Black Jacobins: A Well Written History

For a while I had had C.LR. James’s book Black Jacobins on my shelf wanting to read until this class gave me the chance I had been looking for (I had previously resigned like with most of the books on my shelf to read it over break when it was more convenient) to find out what this text was about. What I found in Black Jacobins was a story about the history of the island of Haiti, the events leading up to the revolution, the various factions both along differing political and racial lines. But more than this text being about what lead up to the revolution and the many players with their own complex motives I found that this text was doing a particular kind of work that I found interesting, thought-provoking, and entertaining. But there is something about what James does that I find interesting as I think about what type of writing and the type of writer that I would like to be.
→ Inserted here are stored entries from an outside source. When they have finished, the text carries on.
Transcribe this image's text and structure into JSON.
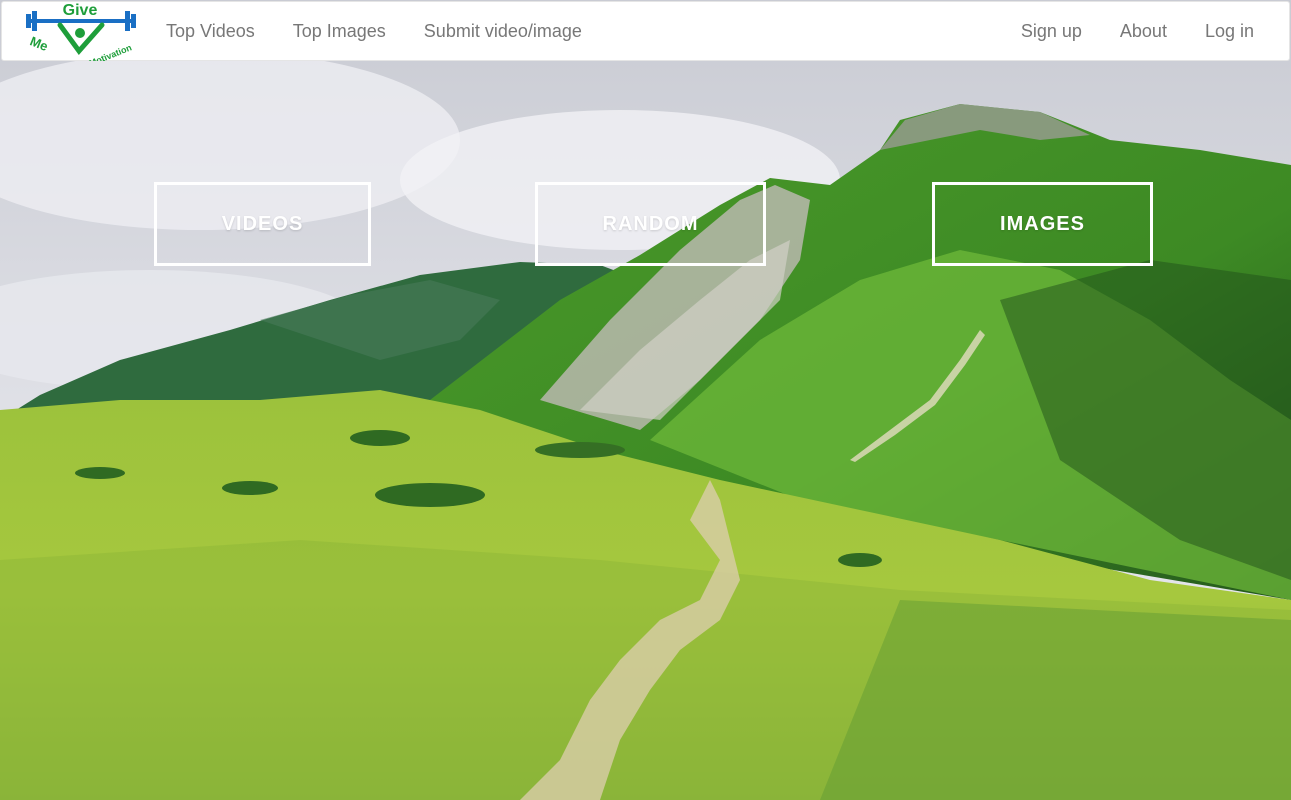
{
  "brand": {
    "logo_text_top": "Give",
    "logo_text_left": "Me",
    "logo_text_right": "Motivation",
    "colors": {
      "green": "#1e9e3a",
      "blue": "#1a6fc4"
    }
  },
  "nav": {
    "left": [
      {
        "label": "Top Videos"
      },
      {
        "label": "Top Images"
      },
      {
        "label": "Submit video/image"
      }
    ],
    "right": [
      {
        "label": "Sign up"
      },
      {
        "label": "About"
      },
      {
        "label": "Log in"
      }
    ]
  },
  "hero": {
    "buttons": {
      "videos": "VIDEOS",
      "random": "RANDOM",
      "images": "IMAGES"
    }
  },
  "colors": {
    "nav_text": "#777777",
    "button_border": "#ffffff"
  }
}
In Jacobins, there is this sense that when James writes he does so in such a way that it is easy for the reader to understand, to parse out the different factions and motives that are at work in the text. Moreover, this text is written in such a way that even if you do not know the history of the Haitian revolution that this text will at the very least give you a good foundation on which to build on. There seems to me to be a problem in academia of how to make difficult or dense theories and make them accessible for those who may not have the time to read the primary texts. James offers an example of how to do the work of making things accessible to the general public without having to water down the complexity and nuance of the texts.